Small House of Everything

Friday, October 21, 2011

FORGOTTEN BOOK: THE EDUCATION OF UNCLE PAUL

The Education of Uncle Paul by Algernon Blackwood (1909)

     Algernon Blackwood (1869-1951) is probably best known for his horror short stories, including two of the best ever written, "The Willows" and "The Wendigo", as well as the six adventures of John Silence, one of the early "psychic detectives" in literature.  Blackwood moved from England to Canada when he was twenty, staying there for almost two decades; these years seem to have formed much of his personality.  He had two sides to his personality.  One was a extraordinary love of and appreciation for the outdoors; the other embodied his interest in the occult.  He was a member of the Ghost Club, a paranormal research society.  The two halves of his personality merged into his interest in mysticism.  He dabbled in Roscrucianism and Buddhism and the Cabala and was a member of one branch of the Hermetic Order of the Golden Dawn.  It is through nature that one can expand one's consciousness and get a better perception of reality, he felt -- or, at least this was the theory behind a number of his novels and stories, including the one at hand.

     The Education of Uncle Paul was the second novel that Blackwood published.  Uncle Paul is Paul Rivers, a man who left England when he was 25 for America, where he soon found a solitary, outdoor job with a large lumber corporation.  While he was gone, his best friend in England married Paul's sister.  Now, after twenty years in America,  he gets word of two important happenings:  first, that his brother-in-law has died and, second, that an aunt has also passed away and has left him a comfortable bequest.  Taking a year's leave of absence, Paul returns to England to settle affairs and to check on his sister and her four young children.

     Paul had led a lonely and isolated life, mostly in the woods, while in America.  Because of that, he had never really "grown up"; rather, he had a childlike innocence and vivid imagination.  His study of the forest and of nature had helped him get closer to the reality (or, perhaps, the uber-reality) of the universe.  The question that has plagued him all his life was, Is Reality God, or is God Reality?  To approach the answer, his inner being had to remain a child in both innocence and imagination.  To return to England in this state of mind would lead to ridicule and ostracism from the adult world, he felt.  To compensate, he determined to "act" adult and stifled his childlike sense of wonder.  He discovers, however that, by doing this, he really is not a part of either world.

     To complicate matters, his nephew and two older nieces are completely in touch with nature and with their many pets.  Slowly the trio work on Paul, eventually allowing him initiation and entry into their "lodge."  Suddenly, Paul feels a type of completeness.  With the help of his eldest niece, Nixie, he is able to have "aventures" -- he can give visible shape and form to the wind, for example, and can share dreams with the children and their pets.  Of course, this is all done through imagination.  Or is it?
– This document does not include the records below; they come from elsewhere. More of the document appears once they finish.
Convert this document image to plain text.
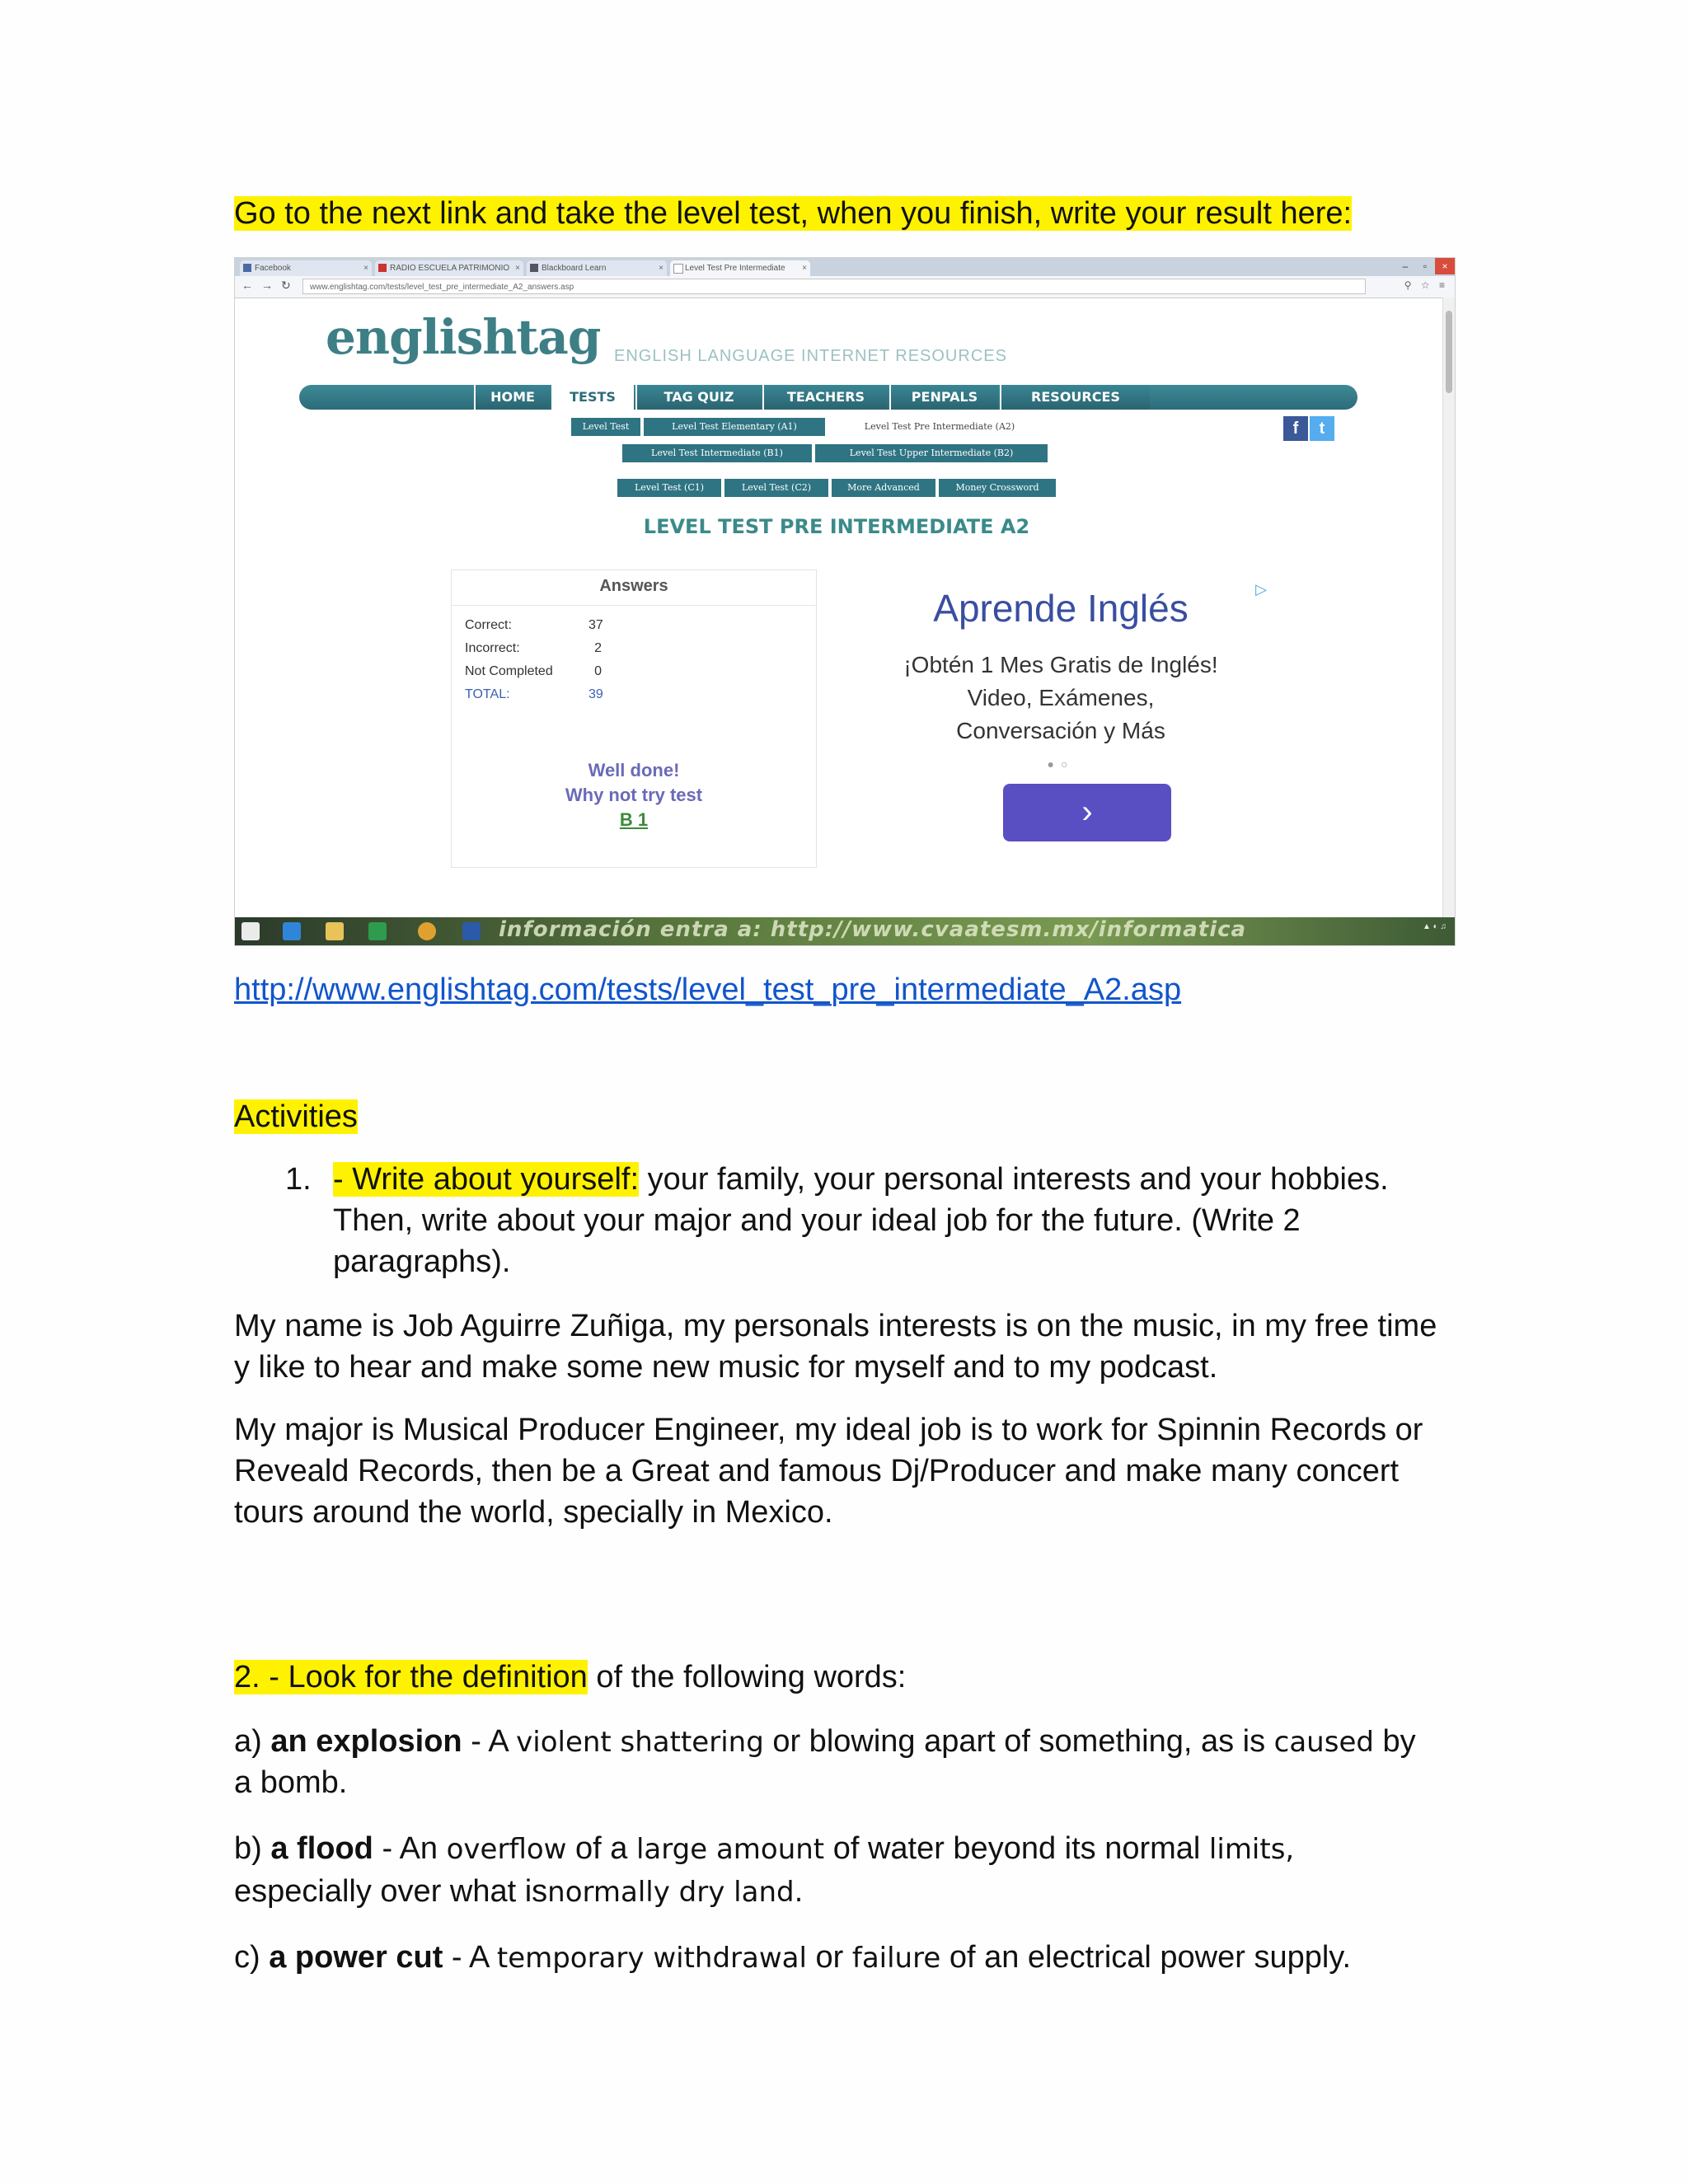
Go to the next link and take the level test, when you finish, write your result here:
Facebook	×	RADIO ESCUELA PATRIMONIO ×	Blackboard Learn	×	Level Test Pre Intermediate ×	– ▫ ×
← → ↻	www.englishtag.com/tests/level_test_pre_intermediate_A2_answers.asp	⚲ ☆ ≡
englishtag ENGLISH LANGUAGE INTERNET RESOURCES
HOME	TESTS	TAG QUIZ	TEACHERS	PENPALS	RESOURCES
Level Test	Level Test Elementary (A1)	Level Test Pre Intermediate (A2)
Level Test Intermediate (B1)	Level Test Upper Intermediate (B2)
Level Test (C1)	Level Test (C2)	More Advanced	Money Crossword
f	t
LEVEL TEST PRE INTERMEDIATE A2
Answers
Correct:	37
Incorrect:	2
Not Completed	0
TOTAL:	39
Well done!
Why not try test
B 1
▷
Aprende Inglés
¡Obtén 1 Mes Gratis de Inglés!
Video, Exámenes,
Conversación y Más
●○
›
información entra a: http://www.cvaatesm.mx/informatica	▲ ◐ ♫
http://www.englishtag.com/tests/level_test_pre_intermediate_A2.asp
Activities
1. - Write about yourself: your family, your personal interests and your hobbies.
Then, write about your major and your ideal job for the future. (Write 2
paragraphs).
My name is Job Aguirre Zuñiga, my personals interests is on the music, in my free time y like to hear and make some new music for myself and to my podcast.
My major is Musical Producer Engineer, my ideal job is to work for Spinnin Records or Reveald Records, then be a Great and famous Dj/Producer and make many concert tours around the world, specially in Mexico.
2. - Look for the definition of the following words:
a) an explosion - A violent shattering or blowing apart of something, as is caused by
a bomb.
b) a flood - An overflow of a large amount of water beyond its normal limits,
especially over what isnormally dry land.
c) a power cut - A temporary withdrawal or failure of an electrical power supply.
     The Education of Uncle Paul is an interesting, albeit slow-moving, book.  The one disturbing aspect to the modern reader will be the relationship between Paul and Nixie.  Nixie is not given an age, although one supposes her to be (roughly) between eleven and thirteen.  She appears to be much wiser and older in many ways.  Hints of a sexual attraction (and perhaps relationship) between the two seem to overt to ignore.  I'm sure this was not Blackwood's intention; in fact, this type of avuncular relationship (she climbs on his knees, bounces up and down, gives him kisses, and sometimes enters his bedroom) appears common in fiction from that time.  And Blackwood himself appears to have been an ascetic.  So, I'm probably a dirty-minded old man who is too influenced by what we know can happen around us in the 21st Century.  But, as the father of two daughters and the grandfather of three, damned if that relationship didn't bother me.